Last week, a federal court ruling supported claims of inadequate mental health care in Alabama prisons, requiring a review of staffing and cell suicide-proofing measures. The state could be allowed to hire fewer corrections officers to address mental health needs in state prisons under the same ruling last week, according to criminal justice reform advocates.
A three-judge panel of the U.S. 11th Circuit Court of Appeals last Friday largely sustained U.S. District Judge Myron Thompson’s ruling in the case, known as Braggs v. Lovelace, that inadequate mental health care in the Alabama Department of Corrections constituted cruel and unusual punishment.
“We were very happy with what the opinion says,” said Latasha Dejarnett, senior staff attorney with the Southern Poverty Law Center, which represented plaintiffs in the case incarcerated in the Alabama Department of Corrections (ADOC), in an interview on Wednesday. “We think that it affirms what we have long believed, which is that relief that was granted by the district court was necessary and warranted.
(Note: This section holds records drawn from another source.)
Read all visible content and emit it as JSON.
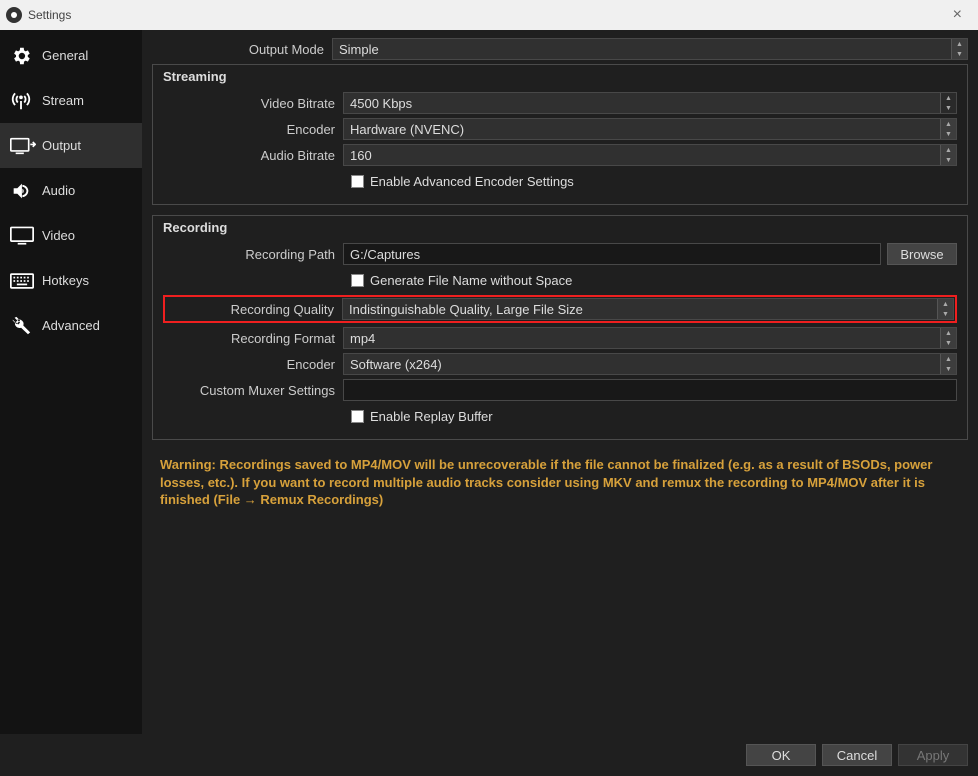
{
  "window": {
    "title": "Settings"
  },
  "sidebar": {
    "items": [
      {
        "label": "General"
      },
      {
        "label": "Stream"
      },
      {
        "label": "Output"
      },
      {
        "label": "Audio"
      },
      {
        "label": "Video"
      },
      {
        "label": "Hotkeys"
      },
      {
        "label": "Advanced"
      }
    ]
  },
  "output_mode": {
    "label": "Output Mode",
    "value": "Simple"
  },
  "streaming": {
    "title": "Streaming",
    "video_bitrate": {
      "label": "Video Bitrate",
      "value": "4500 Kbps"
    },
    "encoder": {
      "label": "Encoder",
      "value": "Hardware (NVENC)"
    },
    "audio_bitrate": {
      "label": "Audio Bitrate",
      "value": "160"
    },
    "adv_cb": {
      "label": "Enable Advanced Encoder Settings"
    }
  },
  "recording": {
    "title": "Recording",
    "path": {
      "label": "Recording Path",
      "value": "G:/Captures",
      "browse": "Browse"
    },
    "gen_cb": {
      "label": "Generate File Name without Space"
    },
    "quality": {
      "label": "Recording Quality",
      "value": "Indistinguishable Quality, Large File Size"
    },
    "format": {
      "label": "Recording Format",
      "value": "mp4"
    },
    "encoder": {
      "label": "Encoder",
      "value": "Software (x264)"
    },
    "muxer": {
      "label": "Custom Muxer Settings",
      "value": ""
    },
    "replay_cb": {
      "label": "Enable Replay Buffer"
    }
  },
  "warning": "Warning: Recordings saved to MP4/MOV will be unrecoverable if the file cannot be finalized (e.g. as a result of BSODs, power losses, etc.). If you want to record multiple audio tracks consider using MKV and remux the recording to MP4/MOV after it is finished (File → Remux Recordings)",
  "footer": {
    "ok": "OK",
    "cancel": "Cancel",
    "apply": "Apply"
  }
}
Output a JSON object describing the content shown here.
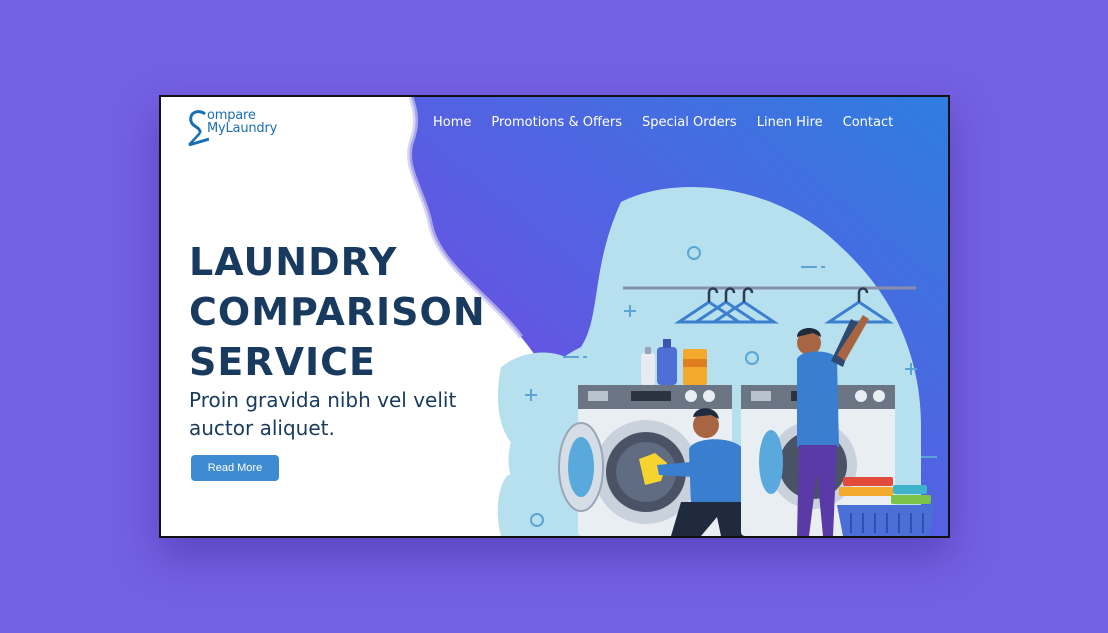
{
  "logo": {
    "line1": "ompare",
    "line2": "MyLaundry",
    "icon": "hanger-c-icon"
  },
  "nav": {
    "items": [
      {
        "label": "Home"
      },
      {
        "label": "Promotions & Offers"
      },
      {
        "label": "Special Orders"
      },
      {
        "label": "Linen Hire"
      },
      {
        "label": "Contact"
      }
    ]
  },
  "hero": {
    "headline_line1": "LAUNDRY",
    "headline_line2": "COMPARISON",
    "headline_line3": "SERVICE",
    "subtext": "Proin gravida nibh vel velit auctor aliquet.",
    "cta_label": "Read More"
  },
  "colors": {
    "page_background": "#7460e3",
    "headline": "#183a5e",
    "accent_blue": "#3e8bd1",
    "gradient_start": "#7b44e3",
    "gradient_end": "#2f7de0",
    "blob": "#b7e0ef"
  },
  "illustration": {
    "description_icons": [
      "washing-machine-icon",
      "hanger-icon",
      "laundry-basket-icon",
      "detergent-bottle-icon",
      "person-icon"
    ]
  }
}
And that the conditions within ADOC are inadequate, and that they don’t meet the level of constitutional care that is required.”
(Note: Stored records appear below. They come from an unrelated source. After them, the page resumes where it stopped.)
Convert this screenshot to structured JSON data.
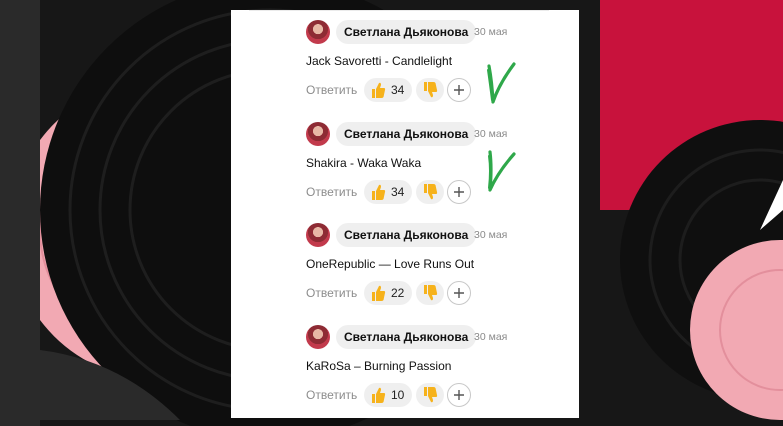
{
  "comments": [
    {
      "author": "Светлана Дьяконова",
      "date": "30 мая",
      "text": "Jack Savoretti - Candlelight",
      "reply_label": "Ответить",
      "likes": "34",
      "marked": true
    },
    {
      "author": "Светлана Дьяконова",
      "date": "30 мая",
      "text": "Shakira - Waka Waka",
      "reply_label": "Ответить",
      "likes": "34",
      "marked": true
    },
    {
      "author": "Светлана Дьяконова",
      "date": "30 мая",
      "text": "OneRepublic — Love Runs Out",
      "reply_label": "Ответить",
      "likes": "22",
      "marked": false
    },
    {
      "author": "Светлана Дьяконова",
      "date": "30 мая",
      "text": "KaRoSa – Burning Passion",
      "reply_label": "Ответить",
      "likes": "10",
      "marked": false
    }
  ],
  "icons": {
    "like": "thumbs-up-icon",
    "dislike": "thumbs-down-icon",
    "add": "plus-icon",
    "mark": "check-mark-icon"
  },
  "colors": {
    "accent_pink": "#f2a9b3",
    "background_red": "#c8123c",
    "vinyl_black": "#111111",
    "check_green": "#2fa84a",
    "reaction_yellow": "#f6b21b"
  }
}
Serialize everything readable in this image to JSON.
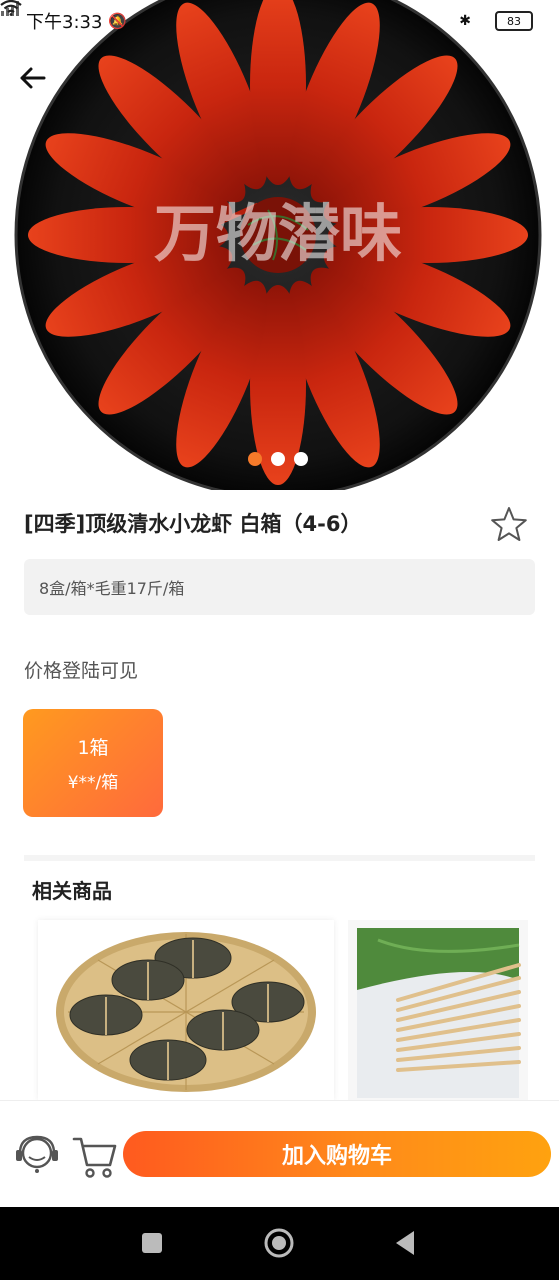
{
  "status_bar": {
    "time": "下午3:33",
    "battery": "83"
  },
  "hero": {
    "watermark_text": "万物潜味",
    "dots": [
      true,
      false,
      false
    ],
    "accent_color": "#f57a2a"
  },
  "product": {
    "title": "[四季]顶级清水小龙虾 白箱（4-6）",
    "spec": "8盒/箱*毛重17斤/箱",
    "price_note": "价格登陆可见",
    "qty_label": "1箱",
    "qty_price": "¥**/箱"
  },
  "related": {
    "title": "相关商品"
  },
  "actions": {
    "add_to_cart": "加入购物车",
    "service_icon": "customer-service-icon",
    "cart_icon": "cart-icon"
  },
  "colors": {
    "brand_orange": "#ff7a1a",
    "lobster_red": "#c9260f",
    "plate_black": "#111111"
  }
}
The three-judge panel of the 11th Circuit ordered the lower court to review three parts of the order for mental health remedies, including required staffing numbers; mandated cell configurations aimed at thwarting suicide attempts; and including the Julia Tutwiler Prison for Women in Wetumpka as part of the mental health remedies.
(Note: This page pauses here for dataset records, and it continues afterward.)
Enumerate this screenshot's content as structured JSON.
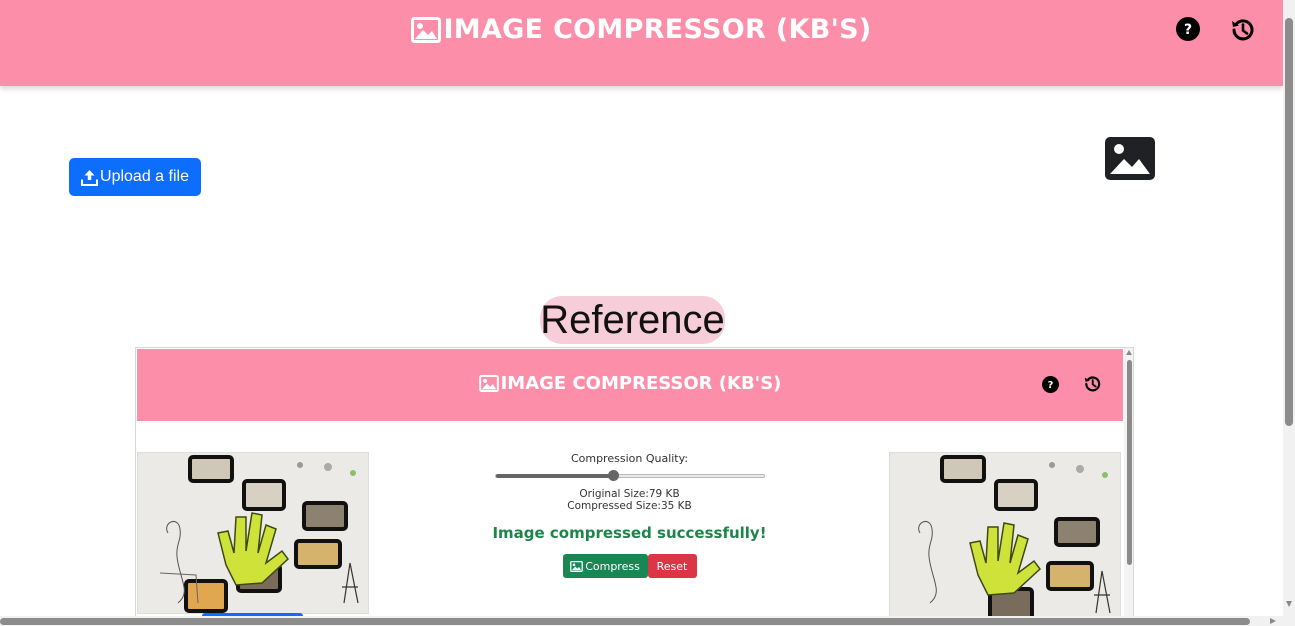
{
  "header": {
    "title": "IMAGE COMPRESSOR (KB'S)",
    "background_color": "#fd8ea9",
    "title_icon": "image-icon",
    "help_icon": "question-circle-icon",
    "history_icon": "history-icon"
  },
  "upload": {
    "label": "Upload a file",
    "icon": "upload-icon",
    "color": "#0d6efd"
  },
  "placeholder_icon": "image-icon",
  "reference": {
    "label": "Reference",
    "header_title": "IMAGE COMPRESSOR (KB'S)",
    "compression_quality_label": "Compression Quality:",
    "quality_value": 0.44,
    "original_size": "Original Size:79 KB",
    "compressed_size": "Compressed Size:35 KB",
    "success_message": "Image compressed successfully!",
    "compress_label": "Compress",
    "reset_label": "Reset",
    "colors": {
      "success": "#198754",
      "danger": "#dc3545"
    }
  }
}
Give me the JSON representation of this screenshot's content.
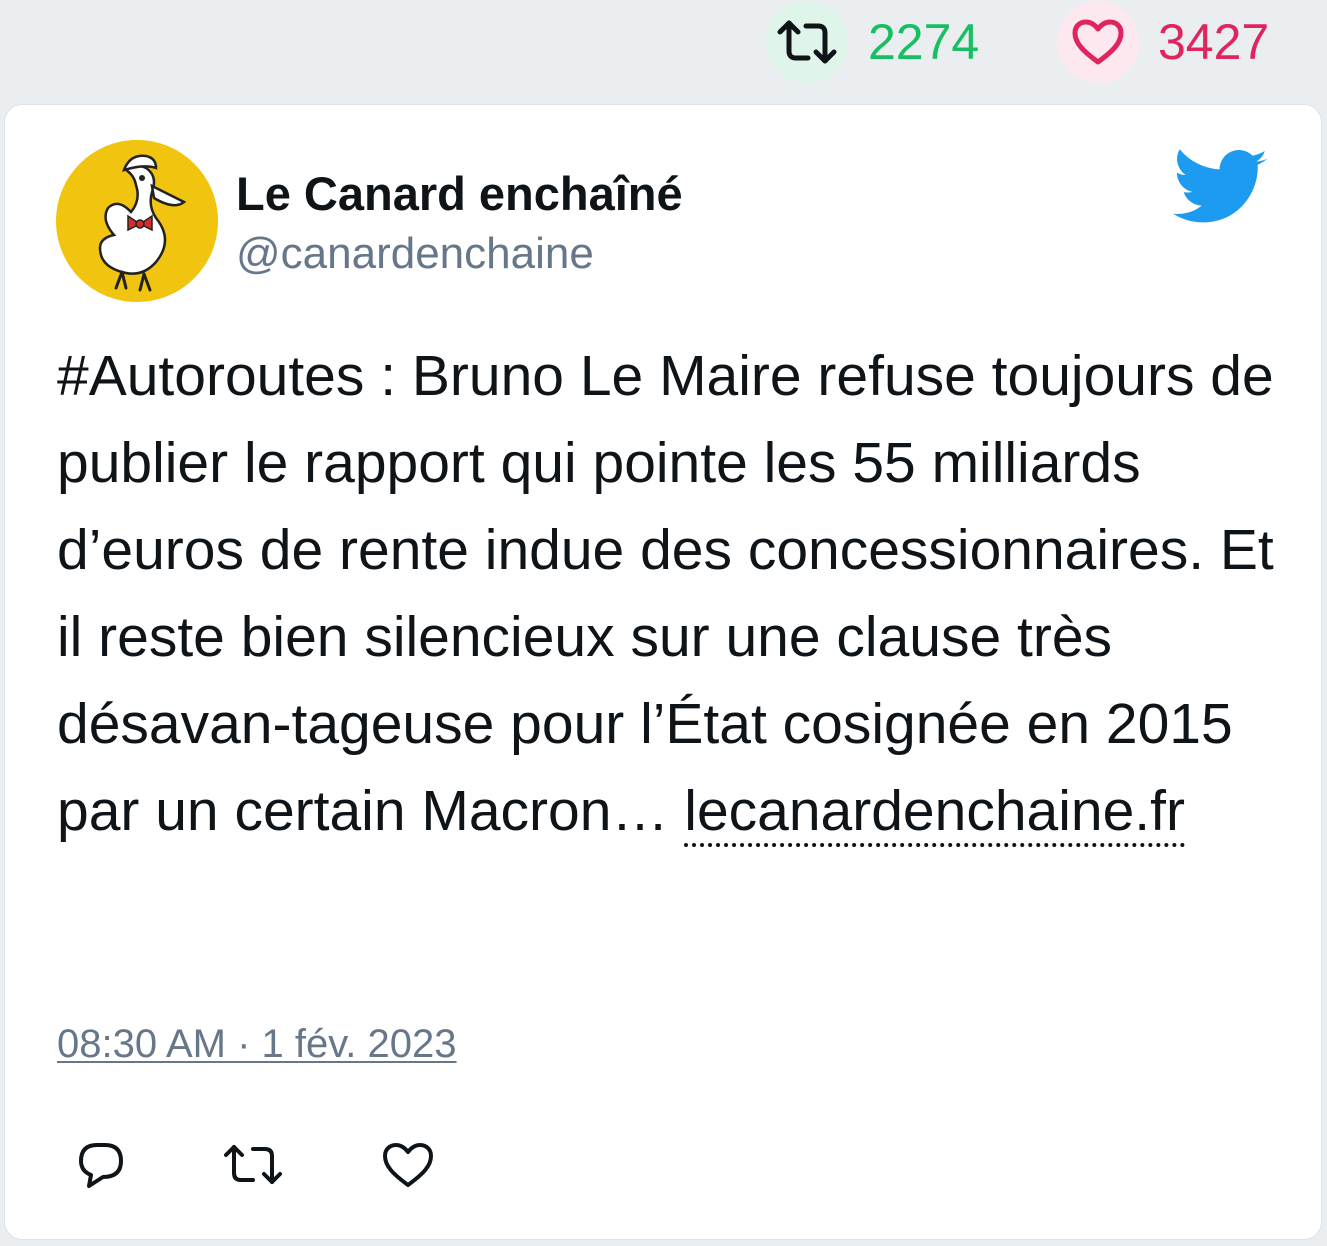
{
  "stats": {
    "retweets": "2274",
    "likes": "3427",
    "retweet_color": "#17bf63",
    "retweet_bg": "#e0f5ea",
    "like_color": "#e0245e",
    "like_bg": "#fde8ef"
  },
  "author": {
    "name": "Le Canard enchaîné",
    "handle": "@canardenchaine",
    "avatar_icon": "duck-logo",
    "avatar_bg": "#f1c40f"
  },
  "platform_icon": "twitter-bird-icon",
  "platform_color": "#1d9bf0",
  "tweet": {
    "text": "#Autoroutes : Bruno Le Maire refuse toujours de publier le rapport qui pointe les 55 milliards d’euros de rente indue des concessionnaires. Et il reste bien silencieux sur une clause très désavan-tageuse pour l’État cosignée en 2015 par un certain Macron… ",
    "link": "lecanardenchaine.fr",
    "timestamp": "08:30 AM · 1 fév. 2023"
  },
  "actions": [
    {
      "name": "reply",
      "icon": "reply-icon"
    },
    {
      "name": "retweet",
      "icon": "retweet-icon"
    },
    {
      "name": "like",
      "icon": "heart-icon"
    }
  ]
}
“The need for staffing is still a great need and is still an important concern,” Dejarnett said. “I still think that is something that Judge Thompson will continue to take seriously. What we, the plaintiffs, will have to show is that there are mental health concerns that exist throughout the prison that require staff to be able to respond to that.”
Michael B. Mushlin, an emeritus law professor at Pace University in New York who wrote a book on the rights of people in prison, said he was “impressed with the care” both Thompson and the 11th Circuit panel gave to the case. “It is really a careful, thoughtful opinion about a really significant issue plaguing American prisons,” he said. “It threads a careful path through this minefield of the Prison Litigation Reform Act.”
Sharon Dolovich, a UCLA law school professor and director of the UCLA Prison Law and Policy Program, also praised the appeals court’s thoroughness with the case. “In a judicial climate where courts are oriented largely in favor of the state, this court did not take the opportunity to easily swat away the district court’s opinion but went systematically through each aspect of the state’s arguments against the district court opinion, and in each case, in a basic application of law and fact, concluded that the district court had met its burden and that the remedial relief order should be upheld,” she said.